Le FPI exige que cette loi soit retirée et que le gouvernement revienne à la table pour continuer les discussions. L’ensemble des ONG de la société civile avait aussi dénoncé la manière cavalière du gouvernement et exigé la poursuite des discussions. Toutes les parties (partis et société civile) ont refusé de désigner leurs représentants dans la nouvelle CEI, mettant ainsi la pression sur le gouvernement pour la reprise des discussions pour aboutir au consensus. Il faut noter que contrairement à l’ancienne CEI qui avait 17 membres, la nouvelle a 15 membres répartis comme-suit : 1 représentant du Président de la République, 1 du ministre de l’intérieur, 3 du parti au pouvoir, 3 de l’opposition, 6 de la société civile et 1 représentant du Conseil Supérieur de la Magistrature. Cette composition n’a pas eu l’accord lors des discussions entre le pouvoir et l’opposition et faisait partie des points sur lesquels la discussion devait se poursuivre, mais le pouvoir a court-circuité les débats. L’opposition proposait entre autres un représentant de l’ordre des avocats et non du conseil supérieur de la magistrature parce que l’ordre des avocats jouit plus d’une indépendance comparativement au conseil supérieur de la magistrature. En gros, l’opposition disait que le gouvernement dominait encore cette CEI, même avec 15 membres au lieu de 17.

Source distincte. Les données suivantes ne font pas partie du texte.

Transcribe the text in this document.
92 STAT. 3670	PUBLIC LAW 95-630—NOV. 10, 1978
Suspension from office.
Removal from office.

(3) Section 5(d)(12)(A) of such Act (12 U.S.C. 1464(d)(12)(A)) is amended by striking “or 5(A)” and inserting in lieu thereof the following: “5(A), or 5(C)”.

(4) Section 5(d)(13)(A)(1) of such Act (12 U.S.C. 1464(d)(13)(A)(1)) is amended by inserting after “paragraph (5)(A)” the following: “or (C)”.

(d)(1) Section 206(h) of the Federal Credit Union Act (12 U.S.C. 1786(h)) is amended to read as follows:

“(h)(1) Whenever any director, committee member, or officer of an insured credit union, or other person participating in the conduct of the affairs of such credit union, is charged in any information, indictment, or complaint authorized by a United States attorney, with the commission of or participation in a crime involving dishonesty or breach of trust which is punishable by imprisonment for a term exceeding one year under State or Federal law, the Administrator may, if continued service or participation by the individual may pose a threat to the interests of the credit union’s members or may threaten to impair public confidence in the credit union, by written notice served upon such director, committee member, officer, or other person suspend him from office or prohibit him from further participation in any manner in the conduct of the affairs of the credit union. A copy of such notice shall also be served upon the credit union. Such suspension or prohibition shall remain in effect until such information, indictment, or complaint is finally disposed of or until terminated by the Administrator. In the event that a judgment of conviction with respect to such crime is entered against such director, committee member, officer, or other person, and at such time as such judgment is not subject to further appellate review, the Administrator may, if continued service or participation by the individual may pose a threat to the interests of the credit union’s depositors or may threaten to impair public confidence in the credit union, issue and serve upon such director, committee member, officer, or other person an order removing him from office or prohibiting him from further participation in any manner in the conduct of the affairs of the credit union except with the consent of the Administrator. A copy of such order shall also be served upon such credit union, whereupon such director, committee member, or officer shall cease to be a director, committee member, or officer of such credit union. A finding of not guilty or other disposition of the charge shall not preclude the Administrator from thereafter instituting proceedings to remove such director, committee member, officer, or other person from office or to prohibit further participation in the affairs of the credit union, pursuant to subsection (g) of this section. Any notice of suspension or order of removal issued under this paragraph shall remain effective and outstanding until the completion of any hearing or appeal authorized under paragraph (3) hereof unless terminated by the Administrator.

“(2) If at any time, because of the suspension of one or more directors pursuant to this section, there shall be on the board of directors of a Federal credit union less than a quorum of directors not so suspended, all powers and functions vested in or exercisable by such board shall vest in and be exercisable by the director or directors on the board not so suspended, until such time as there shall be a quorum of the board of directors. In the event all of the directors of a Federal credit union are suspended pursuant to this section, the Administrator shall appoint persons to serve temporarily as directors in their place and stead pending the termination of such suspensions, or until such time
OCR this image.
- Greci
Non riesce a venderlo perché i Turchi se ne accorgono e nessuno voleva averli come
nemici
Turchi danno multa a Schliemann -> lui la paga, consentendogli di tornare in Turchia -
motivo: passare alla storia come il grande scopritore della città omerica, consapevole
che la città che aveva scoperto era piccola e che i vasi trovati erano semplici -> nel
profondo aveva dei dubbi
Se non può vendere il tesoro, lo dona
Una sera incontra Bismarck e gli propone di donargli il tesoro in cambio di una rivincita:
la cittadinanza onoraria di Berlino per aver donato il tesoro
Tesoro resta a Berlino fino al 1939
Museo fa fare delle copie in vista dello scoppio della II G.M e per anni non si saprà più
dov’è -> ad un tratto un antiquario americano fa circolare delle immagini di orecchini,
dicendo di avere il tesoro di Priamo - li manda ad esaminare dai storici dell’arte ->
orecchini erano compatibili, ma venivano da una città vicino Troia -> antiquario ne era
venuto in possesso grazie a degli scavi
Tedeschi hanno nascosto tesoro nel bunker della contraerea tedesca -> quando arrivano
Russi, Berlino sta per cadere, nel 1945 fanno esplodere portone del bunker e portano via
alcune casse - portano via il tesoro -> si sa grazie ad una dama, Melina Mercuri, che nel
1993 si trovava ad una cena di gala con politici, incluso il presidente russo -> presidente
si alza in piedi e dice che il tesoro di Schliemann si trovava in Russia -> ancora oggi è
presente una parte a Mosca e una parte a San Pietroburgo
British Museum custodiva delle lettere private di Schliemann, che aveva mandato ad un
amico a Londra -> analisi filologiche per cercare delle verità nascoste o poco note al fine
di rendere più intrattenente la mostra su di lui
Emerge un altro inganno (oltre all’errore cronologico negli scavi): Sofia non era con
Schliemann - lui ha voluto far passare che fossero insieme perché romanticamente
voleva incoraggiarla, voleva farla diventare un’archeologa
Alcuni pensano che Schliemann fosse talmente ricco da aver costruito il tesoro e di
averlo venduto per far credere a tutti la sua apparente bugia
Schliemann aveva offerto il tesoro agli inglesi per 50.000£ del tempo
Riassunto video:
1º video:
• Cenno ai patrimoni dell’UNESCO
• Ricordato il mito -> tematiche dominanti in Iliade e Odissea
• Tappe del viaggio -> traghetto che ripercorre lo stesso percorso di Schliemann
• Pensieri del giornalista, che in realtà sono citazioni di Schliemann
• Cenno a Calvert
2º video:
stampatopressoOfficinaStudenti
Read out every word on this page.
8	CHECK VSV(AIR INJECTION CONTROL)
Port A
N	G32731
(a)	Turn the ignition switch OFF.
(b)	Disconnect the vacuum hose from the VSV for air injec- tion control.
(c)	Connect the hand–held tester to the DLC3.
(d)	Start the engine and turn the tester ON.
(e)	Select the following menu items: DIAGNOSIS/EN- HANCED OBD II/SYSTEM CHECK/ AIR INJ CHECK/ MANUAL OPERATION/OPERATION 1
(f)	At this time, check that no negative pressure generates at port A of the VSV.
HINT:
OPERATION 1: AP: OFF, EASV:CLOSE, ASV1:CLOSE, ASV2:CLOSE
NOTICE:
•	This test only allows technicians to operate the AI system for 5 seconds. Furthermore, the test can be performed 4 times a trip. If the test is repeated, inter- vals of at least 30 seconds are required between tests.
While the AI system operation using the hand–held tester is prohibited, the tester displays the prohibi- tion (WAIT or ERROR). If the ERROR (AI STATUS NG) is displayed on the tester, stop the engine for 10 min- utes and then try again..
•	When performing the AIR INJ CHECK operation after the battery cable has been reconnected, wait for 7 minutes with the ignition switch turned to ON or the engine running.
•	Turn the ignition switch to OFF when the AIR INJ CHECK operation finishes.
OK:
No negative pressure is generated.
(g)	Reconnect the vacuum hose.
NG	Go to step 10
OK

Après avoir fait la sourde oreille, le gouvernement a finalement accepté de donner les TDR aux différentes parties et appelé à la discussion à nouveau. Toutefois, le gouvernement a dit qu’il ne peut pas abroger la loi qui venait d’être fraichement votée, mais pouvait adopter des mesures qui vont contribuer à rassurer l’opposition sur l’impartialité de la CEI. Les organisations de la société civile n’avaient pas boycotté ni arrêté les discussions avec le pouvoir et se disent prêtes pour la suite des débats. Elles ont déjà convenu entre elles des 6 représentants, mais n’ont pas encore donné les noms. Toutefois, la plainte de l’APDH à la Cour Africaine des Droits des Peuples est toujours en cours. Le FPI, l’AFD et la LMP ont repris la discussion avec le gouvernement et ont agréé avec le gouvernement des avancées notables telles que : (1) le président de la CEI devra être une personnalité neutre, pas politiquement marquée, donc sera désigné parmi les 6 représentants de la société civile. (2) l’opposition aura le poste de la première vice-présidence de la CEI (ce qui revient à dire que les autres postes de 2ieme et 3ieme vice-présidence reviendront au parti au pouvoir et a la société civile). (3) la même répartition sera répercutée dans les CEI locales. (4) les discussions seront rouvertes sur le découpage électoral, la mise à jour de la liste électorale, le financement des campagnes électorales, la sécurité lors des élections, etc. Il faut noter que tous ces points de discussion faisaient partie du document de l’opposition qui n’avait pas été épuisé dans les discussions quand le gouvernement a arrêté sine die les échanges.
Notons aussi que si le gouvernement est revenu à la table de négociation et semble montrer de bonnes dispositions d’esprit (pour le moment), c’est à cause de la triple pression des partis qui ont refusé de désigner leurs représentants à la CEI, de la communauté internationale et de la plainte de l’APDH a la CADHP. La suite des discussions entre le gouvernement et l’opposition et la réponse de la CADHP sur la plainte vont dicter la suite. Entre temps, le PDCI et ses alliés sont revenus à la table de discussion avec le gouvernement mais n’ont pas encore trouvé d’accord sur plusieurs points et rien n’est clair quant à savoir si le PDCI et alliés vont poursuivre les discussions ou non.
Ainsi donc, si la tendance des discussions continue avec les accords observés depuis la reprise, l’opposition aura quand même obtenu des avancées dans le processus électoral et cela pourrait contribuer à rendre la CEI un peu plus rassurante. Toutefois, il faut attendre jusqu’au bout pour le confirmer car avec ce gouvernement, il faut s’attendre à tout.
Le départ de Ouattara, c’est cela l’essentiel.